New maestro takes charge

September 17, 1998|By Phil Greenfield | Phil Greenfield,SPECIAL TO THE SUN

They hired the right guy.

That message came through loud and clear at Maryland Hall Friday when Leslie Dunner conducted his first subscription concert since his appointment in the spring as director of the Annapolis Symphony Orchestra.

Dunner conducted a pair of Brahms' firsts, the Symphony No. 1 in C minor and the sprawling Piano Concerto in D minor, the composer's first work in that genre.

The soloist was Peter Orth, a highly respected American who has collaborated with such conductors as Blomstedt, Slatkin, Dutoit and Mehta. He is a pianist of considerable power. Not since Rocky Balboa has a Philadelphian used his left hand to such devastating effect.

The new conductor is a judicious interpreter of Brahms, keeping things in proportion and never letting any aspect of a performance run away with the whole. He coaxed sustained sounds out of his players, but the clarity of those thick, Brahmsian textures was as impressive as their sonic opulence.

Tempos in both works were consistently broad, yet things moved ahead smartly with clear goals in sight. Big moments were suitably big but never out of control.

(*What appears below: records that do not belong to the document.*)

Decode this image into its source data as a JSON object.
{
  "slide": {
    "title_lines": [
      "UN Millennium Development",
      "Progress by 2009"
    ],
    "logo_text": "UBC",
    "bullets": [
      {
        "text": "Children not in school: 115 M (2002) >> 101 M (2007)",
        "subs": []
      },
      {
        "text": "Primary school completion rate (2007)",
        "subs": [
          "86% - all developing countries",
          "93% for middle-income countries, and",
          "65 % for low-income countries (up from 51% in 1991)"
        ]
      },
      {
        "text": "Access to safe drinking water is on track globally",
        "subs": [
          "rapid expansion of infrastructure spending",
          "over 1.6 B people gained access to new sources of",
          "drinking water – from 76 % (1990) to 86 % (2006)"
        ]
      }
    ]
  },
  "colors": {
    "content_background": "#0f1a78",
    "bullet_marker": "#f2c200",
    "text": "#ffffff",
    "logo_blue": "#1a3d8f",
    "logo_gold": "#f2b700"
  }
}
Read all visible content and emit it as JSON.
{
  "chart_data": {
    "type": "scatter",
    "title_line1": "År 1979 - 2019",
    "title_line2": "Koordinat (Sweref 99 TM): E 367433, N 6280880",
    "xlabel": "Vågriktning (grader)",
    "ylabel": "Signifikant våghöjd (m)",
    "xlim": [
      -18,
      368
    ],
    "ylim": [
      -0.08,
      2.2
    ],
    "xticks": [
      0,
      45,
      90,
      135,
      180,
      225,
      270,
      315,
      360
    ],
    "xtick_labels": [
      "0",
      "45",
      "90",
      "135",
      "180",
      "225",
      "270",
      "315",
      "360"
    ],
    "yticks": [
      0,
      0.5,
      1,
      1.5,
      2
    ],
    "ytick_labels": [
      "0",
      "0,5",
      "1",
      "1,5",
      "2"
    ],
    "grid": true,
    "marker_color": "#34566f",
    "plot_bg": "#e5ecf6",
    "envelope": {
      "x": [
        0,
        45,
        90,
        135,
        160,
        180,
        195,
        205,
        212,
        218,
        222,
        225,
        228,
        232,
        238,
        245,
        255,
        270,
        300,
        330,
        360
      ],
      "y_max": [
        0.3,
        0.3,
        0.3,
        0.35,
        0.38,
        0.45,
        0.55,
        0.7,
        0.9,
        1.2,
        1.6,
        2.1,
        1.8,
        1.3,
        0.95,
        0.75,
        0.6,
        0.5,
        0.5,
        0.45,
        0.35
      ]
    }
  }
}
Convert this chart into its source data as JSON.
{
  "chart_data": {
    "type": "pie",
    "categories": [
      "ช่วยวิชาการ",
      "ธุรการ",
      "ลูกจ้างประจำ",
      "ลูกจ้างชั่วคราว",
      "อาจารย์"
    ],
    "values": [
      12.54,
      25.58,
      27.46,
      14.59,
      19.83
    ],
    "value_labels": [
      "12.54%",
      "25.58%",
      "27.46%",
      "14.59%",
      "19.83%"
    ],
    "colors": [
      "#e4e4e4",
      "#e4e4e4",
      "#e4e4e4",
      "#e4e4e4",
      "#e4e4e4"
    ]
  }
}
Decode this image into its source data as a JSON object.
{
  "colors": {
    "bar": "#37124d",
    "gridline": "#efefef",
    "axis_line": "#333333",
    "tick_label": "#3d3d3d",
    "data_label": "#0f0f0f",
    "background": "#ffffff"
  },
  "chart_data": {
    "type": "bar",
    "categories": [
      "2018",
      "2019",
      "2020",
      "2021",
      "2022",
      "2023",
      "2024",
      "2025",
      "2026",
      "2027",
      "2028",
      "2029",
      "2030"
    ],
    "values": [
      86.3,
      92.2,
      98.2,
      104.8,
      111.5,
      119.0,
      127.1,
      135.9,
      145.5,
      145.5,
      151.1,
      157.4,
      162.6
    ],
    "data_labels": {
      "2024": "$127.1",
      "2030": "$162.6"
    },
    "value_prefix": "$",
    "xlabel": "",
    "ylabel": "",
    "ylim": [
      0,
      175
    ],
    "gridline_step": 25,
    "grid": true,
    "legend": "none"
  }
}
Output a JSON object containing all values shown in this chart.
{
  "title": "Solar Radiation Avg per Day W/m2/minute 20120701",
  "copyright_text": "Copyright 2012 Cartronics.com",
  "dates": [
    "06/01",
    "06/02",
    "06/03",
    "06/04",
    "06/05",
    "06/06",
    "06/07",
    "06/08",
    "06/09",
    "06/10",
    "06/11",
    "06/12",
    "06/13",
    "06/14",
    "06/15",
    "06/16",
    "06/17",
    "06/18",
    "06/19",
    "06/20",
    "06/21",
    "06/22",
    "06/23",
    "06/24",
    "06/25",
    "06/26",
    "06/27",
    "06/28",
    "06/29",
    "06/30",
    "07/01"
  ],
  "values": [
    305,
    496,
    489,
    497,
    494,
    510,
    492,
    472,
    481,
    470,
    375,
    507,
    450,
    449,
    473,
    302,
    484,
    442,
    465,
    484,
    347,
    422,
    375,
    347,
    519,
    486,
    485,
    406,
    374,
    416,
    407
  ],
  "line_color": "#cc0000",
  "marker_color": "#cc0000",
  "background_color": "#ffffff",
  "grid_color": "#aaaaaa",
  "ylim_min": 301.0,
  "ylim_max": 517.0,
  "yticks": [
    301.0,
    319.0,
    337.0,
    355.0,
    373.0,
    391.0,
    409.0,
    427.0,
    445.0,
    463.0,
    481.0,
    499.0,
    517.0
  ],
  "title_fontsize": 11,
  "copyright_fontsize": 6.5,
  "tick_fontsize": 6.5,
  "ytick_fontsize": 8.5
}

Dunner's body language might be graceful, even balletic, but he's no show horse. His gestures are tied purposefully to the music in an admirably self-effacing manner.

In short, he came off as a talented, well-prepared, take-charge guy who knew what he was doing.

Any disagreements with him were on matters of taste, not on fundamental issues of artistic substance. Dunner's accelerando out of the famous big theme in the last movement of the symphony bugged me because he made no attempt to work gradually into the tempo change over the course of a measure or two. Bang! He was off to the races. It seemed needlessly abrupt.

The concerto also began nervously, with some tentative orchestral playing and a few splats from the soloist.

Still, Mr. Orth was impressive. His tone, though big, is never edgy, and he plays with passion and joy. The slow movement was beautiful, and the Orth-Dunner combo had the finale chugging along with its Brahmsian gravity and grace working in tandem.

At times, the orchestra sounded small for Brahms, whose sweeping sonorities demand such a plump sound. The cellos were the prime offenders. They are short of players and in desperate need of leadership. They haven't been up to snuff since former principal Suzanne Orban departed a couple of years back.

Elsewhere, there was much to admire. Concertmaster Philip Spletzer's solo playing might have been a little hot for the delicate Allegretto of the symphony, but he is a gifted fiddler who adds much to the orchestra.

There was excellent work from the trombone section and from the solo flute, clarinet and horn. Also, principal oboist Fatma Daglar was terrific.